Idk, I just asked ChatGPT to do it and told it to ramble and it still came out kinda too coherent
Ladies and gentlemen, let me tell you about ChatGPT, it’s just incredible, truly the best AI ever. People are saying it’s the greatest, and I have to agree. It’s smart, it’s efficient, and it helps people like nothing else before. You wouldn’t believe the things it can do, it’s amazing, just amazing. Everyone’s talking about it, and they should be, because it’s revolutionizing everything. You know, when I first heard about it, I said, “This is it, this is the future.” And folks, it really is. ChatGPT, remember the name, it’s gonna be huge, just huge!
Trump would spend more time telling everyone how amazing he is and forget he was talking about a specific thing after the first sentence.
Yep. The hallmark of an authentic trump speech is if he’s talking about anything other than himself, he must abruptly change the subject within three sentences.
Yeah, that’s a pretty piss-poor attempt from ChatGPT. It didn’t even include someone calling him “sir” or an abrupt shift to a Hannibal Lector reference.
Back on early ChatGPT I asked it to write me instructions on how to change a tire in the style of a Trump speech. Output was pretty good.
Look, folks, I’m gonna tell you how to change a tire, and nobody knows how to change a tire better than me, believe me! First, find a great spot, a tremendous spot, a spot where winners change their tires. You’re gonna need a jack, a beautiful jack, the best jack, okay? You put that jack under the car, right near the flat tire, and you pump it up, you pump it up bigly! We’re gonna raise that car, just like we’re raising this country, folks!
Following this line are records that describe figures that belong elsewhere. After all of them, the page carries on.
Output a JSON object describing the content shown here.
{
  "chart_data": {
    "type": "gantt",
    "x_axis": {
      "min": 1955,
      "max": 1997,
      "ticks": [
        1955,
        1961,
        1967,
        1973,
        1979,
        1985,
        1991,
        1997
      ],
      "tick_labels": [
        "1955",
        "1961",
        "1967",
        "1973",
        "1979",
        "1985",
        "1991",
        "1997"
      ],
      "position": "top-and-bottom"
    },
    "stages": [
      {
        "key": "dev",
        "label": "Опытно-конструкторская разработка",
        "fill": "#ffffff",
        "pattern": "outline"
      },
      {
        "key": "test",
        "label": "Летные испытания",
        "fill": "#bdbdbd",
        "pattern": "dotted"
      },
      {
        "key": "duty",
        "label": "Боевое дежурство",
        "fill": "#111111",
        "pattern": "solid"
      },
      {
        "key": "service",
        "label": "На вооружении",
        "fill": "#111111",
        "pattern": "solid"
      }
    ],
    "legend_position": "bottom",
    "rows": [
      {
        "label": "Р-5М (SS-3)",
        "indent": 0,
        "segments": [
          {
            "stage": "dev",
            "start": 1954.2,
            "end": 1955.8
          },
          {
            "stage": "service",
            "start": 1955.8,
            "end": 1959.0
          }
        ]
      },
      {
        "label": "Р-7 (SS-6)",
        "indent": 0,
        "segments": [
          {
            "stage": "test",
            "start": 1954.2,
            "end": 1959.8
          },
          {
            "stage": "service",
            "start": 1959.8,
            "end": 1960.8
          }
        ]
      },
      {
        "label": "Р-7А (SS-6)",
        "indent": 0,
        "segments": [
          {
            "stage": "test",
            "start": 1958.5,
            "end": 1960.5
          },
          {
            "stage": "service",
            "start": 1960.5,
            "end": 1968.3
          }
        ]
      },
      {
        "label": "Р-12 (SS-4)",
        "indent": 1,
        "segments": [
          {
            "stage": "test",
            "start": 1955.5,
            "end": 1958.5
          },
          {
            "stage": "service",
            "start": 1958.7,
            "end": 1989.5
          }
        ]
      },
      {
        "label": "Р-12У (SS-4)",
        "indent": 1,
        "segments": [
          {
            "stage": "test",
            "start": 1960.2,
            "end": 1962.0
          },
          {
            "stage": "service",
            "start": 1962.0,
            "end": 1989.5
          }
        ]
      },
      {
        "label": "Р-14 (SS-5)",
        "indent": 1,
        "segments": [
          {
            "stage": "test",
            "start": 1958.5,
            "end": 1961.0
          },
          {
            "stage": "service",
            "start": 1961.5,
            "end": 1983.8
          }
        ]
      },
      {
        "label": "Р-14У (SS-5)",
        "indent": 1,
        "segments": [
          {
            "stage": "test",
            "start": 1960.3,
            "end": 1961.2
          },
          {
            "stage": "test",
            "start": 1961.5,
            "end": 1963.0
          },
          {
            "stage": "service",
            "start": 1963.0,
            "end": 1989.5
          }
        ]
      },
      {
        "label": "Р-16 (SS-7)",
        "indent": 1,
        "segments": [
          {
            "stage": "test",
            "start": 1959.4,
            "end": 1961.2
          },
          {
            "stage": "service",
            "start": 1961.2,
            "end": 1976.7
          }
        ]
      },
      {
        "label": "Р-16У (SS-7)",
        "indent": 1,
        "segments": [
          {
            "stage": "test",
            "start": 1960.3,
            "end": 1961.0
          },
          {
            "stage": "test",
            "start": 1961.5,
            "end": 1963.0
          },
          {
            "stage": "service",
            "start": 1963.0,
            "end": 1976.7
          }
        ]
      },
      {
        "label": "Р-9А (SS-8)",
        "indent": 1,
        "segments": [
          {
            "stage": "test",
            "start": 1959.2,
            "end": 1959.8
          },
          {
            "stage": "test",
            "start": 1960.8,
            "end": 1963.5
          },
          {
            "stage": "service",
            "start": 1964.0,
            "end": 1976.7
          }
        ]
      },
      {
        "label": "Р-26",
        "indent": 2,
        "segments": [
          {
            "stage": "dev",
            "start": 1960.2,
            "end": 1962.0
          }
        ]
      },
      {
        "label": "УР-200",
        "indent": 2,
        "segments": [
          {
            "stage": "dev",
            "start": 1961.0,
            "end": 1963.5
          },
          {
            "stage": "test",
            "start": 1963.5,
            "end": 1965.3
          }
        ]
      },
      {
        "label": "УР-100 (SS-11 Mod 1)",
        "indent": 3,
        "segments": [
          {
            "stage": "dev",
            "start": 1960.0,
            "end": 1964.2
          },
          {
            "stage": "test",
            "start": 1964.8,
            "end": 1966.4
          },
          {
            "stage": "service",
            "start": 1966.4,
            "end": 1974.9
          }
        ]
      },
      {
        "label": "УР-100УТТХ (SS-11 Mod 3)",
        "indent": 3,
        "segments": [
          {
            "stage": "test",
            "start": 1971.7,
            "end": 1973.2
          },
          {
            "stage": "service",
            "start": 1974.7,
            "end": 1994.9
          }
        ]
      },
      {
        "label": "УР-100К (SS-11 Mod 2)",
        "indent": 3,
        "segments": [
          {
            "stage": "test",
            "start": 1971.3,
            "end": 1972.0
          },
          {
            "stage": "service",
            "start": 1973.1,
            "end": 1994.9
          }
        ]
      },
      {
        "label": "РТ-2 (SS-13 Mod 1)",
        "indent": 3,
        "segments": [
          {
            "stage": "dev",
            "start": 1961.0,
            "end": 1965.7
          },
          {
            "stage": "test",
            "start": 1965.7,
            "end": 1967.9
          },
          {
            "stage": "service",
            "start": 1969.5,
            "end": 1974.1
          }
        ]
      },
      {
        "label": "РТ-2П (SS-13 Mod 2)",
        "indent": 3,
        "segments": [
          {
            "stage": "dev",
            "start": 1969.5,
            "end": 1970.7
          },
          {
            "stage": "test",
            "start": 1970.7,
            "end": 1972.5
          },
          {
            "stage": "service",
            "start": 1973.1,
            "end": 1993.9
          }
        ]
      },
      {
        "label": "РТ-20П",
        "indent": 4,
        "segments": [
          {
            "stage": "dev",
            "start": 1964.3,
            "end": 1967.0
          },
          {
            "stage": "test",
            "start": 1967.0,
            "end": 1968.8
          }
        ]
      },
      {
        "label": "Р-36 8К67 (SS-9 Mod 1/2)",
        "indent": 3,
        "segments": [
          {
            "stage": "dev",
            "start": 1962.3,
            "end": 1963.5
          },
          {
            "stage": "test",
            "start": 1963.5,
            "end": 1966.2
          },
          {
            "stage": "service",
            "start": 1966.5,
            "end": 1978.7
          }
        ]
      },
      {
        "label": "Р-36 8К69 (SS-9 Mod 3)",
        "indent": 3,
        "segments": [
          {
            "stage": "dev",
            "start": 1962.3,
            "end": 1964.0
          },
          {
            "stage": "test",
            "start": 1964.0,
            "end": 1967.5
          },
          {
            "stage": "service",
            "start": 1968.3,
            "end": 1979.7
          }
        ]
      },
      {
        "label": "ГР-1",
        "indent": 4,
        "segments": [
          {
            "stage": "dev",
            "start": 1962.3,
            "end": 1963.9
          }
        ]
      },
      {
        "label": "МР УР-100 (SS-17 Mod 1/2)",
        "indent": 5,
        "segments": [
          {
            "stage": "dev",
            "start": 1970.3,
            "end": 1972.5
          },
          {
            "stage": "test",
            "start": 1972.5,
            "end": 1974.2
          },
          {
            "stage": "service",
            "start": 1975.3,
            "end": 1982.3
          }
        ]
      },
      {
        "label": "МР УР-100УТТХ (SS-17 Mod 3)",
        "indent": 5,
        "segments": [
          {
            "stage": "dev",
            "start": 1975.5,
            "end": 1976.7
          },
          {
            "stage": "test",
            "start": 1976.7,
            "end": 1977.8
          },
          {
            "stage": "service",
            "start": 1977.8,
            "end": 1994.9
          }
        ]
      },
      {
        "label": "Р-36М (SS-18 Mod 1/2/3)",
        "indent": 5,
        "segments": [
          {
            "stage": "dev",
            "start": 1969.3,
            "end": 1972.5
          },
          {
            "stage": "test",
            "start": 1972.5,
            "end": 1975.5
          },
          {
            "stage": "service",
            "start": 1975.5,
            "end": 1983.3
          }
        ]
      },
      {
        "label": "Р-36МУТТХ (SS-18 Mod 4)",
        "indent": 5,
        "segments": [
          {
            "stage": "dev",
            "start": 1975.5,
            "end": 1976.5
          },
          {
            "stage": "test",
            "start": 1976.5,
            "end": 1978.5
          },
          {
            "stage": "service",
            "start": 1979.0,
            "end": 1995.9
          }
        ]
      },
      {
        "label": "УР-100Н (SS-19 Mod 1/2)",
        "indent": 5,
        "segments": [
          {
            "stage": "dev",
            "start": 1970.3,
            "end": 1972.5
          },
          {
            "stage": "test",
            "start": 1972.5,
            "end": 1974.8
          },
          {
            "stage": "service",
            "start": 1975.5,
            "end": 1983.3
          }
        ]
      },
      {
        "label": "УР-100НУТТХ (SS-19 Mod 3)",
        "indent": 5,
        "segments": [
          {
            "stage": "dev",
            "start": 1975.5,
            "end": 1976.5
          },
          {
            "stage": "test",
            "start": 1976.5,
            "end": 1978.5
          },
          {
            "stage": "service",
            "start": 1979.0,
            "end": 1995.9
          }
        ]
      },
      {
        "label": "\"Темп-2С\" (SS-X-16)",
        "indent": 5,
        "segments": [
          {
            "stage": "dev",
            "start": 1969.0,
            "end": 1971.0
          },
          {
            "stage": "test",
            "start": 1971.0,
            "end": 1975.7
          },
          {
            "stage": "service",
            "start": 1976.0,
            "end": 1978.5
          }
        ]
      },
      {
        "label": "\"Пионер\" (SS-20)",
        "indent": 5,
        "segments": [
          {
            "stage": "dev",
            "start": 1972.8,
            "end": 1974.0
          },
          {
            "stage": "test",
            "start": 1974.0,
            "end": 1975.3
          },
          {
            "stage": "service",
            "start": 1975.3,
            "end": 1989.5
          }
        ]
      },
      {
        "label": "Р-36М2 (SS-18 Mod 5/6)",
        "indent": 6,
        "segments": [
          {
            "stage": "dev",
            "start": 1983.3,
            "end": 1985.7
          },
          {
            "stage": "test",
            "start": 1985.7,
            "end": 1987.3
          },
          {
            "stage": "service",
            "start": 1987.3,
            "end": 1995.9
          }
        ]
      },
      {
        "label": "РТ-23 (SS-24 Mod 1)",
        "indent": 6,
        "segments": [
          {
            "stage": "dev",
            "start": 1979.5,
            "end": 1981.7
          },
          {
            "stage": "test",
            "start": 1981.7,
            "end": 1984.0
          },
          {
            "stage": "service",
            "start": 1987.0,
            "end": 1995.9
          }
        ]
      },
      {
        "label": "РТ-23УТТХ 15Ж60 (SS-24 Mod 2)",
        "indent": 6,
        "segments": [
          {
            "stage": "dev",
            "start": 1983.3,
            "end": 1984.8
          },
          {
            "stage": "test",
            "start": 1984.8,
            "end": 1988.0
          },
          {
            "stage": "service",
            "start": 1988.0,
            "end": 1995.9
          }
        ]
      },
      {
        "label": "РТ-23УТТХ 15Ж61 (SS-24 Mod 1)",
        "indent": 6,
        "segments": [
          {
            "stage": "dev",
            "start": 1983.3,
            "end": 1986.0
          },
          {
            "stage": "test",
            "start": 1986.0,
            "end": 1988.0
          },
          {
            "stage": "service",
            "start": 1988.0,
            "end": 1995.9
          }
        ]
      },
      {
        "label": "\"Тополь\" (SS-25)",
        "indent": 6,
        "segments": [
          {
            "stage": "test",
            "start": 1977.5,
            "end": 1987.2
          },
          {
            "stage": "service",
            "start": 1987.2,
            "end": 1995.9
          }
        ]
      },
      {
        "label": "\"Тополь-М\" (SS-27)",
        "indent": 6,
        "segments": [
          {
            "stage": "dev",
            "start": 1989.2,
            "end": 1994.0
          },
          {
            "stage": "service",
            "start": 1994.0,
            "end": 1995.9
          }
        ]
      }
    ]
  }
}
Now, get yourself a lug wrench, a fantastic wrench, a winner’s wrench. You’re gonna loosen those nuts, those lousy nuts, lefty loosey, righty tighty, that’s how it goes, okay? Unscrew 'em all, but don’t let 'em get away, folks. Keep 'em close, keep 'em close to you, just like we keep our jobs close to America! Take off that flat tire, a pathetic tire, a loser tire, and put on the spare. You gotta have a spare, a magnificent spare, a spare that’s gonna make your car great again!
Now, screw those nuts back on, folks. Screw 'em on tight, tight like our borders, okay? We don’t want 'em coming off, we don’t want 'em running away like crooked politicians. Lower that car with the jack, easy, easy, just like we’re lowering taxes, lowering 'em for the hardworking people! Finally, tighten those nuts again, extra tight, tighter than anyone has ever tightened nuts before. That tire is gonna stay put, folks, it’s gonna stay put like I’m gonna stay put in the hearts of the American people!
That’s it, folks, you’ve changed that tire, and you’ve changed it beautifully, believe me. Nobody changes tires like we do, nobody! Now, get out there, drive with pride, and remember, we’re gonna keep winning, winning like never before!
That is waaaaaay too cohesive of a text.
Trump would never stay on one point for that long.
He used to purposefully change topics frequently to keep on bullshitting when he was less demented and now he just isn’t able to focus for long enough to talk about one topic for that long.
This doesn’t mention sharks a single time wtf
The one about the shark and the electric boat? Amazing technology.
So now on top of fake news we have fake speech, lol
Was that the Master Lock treatise?
I mean, I absolutely believe they’re best friends that they have a lot of respect for each other.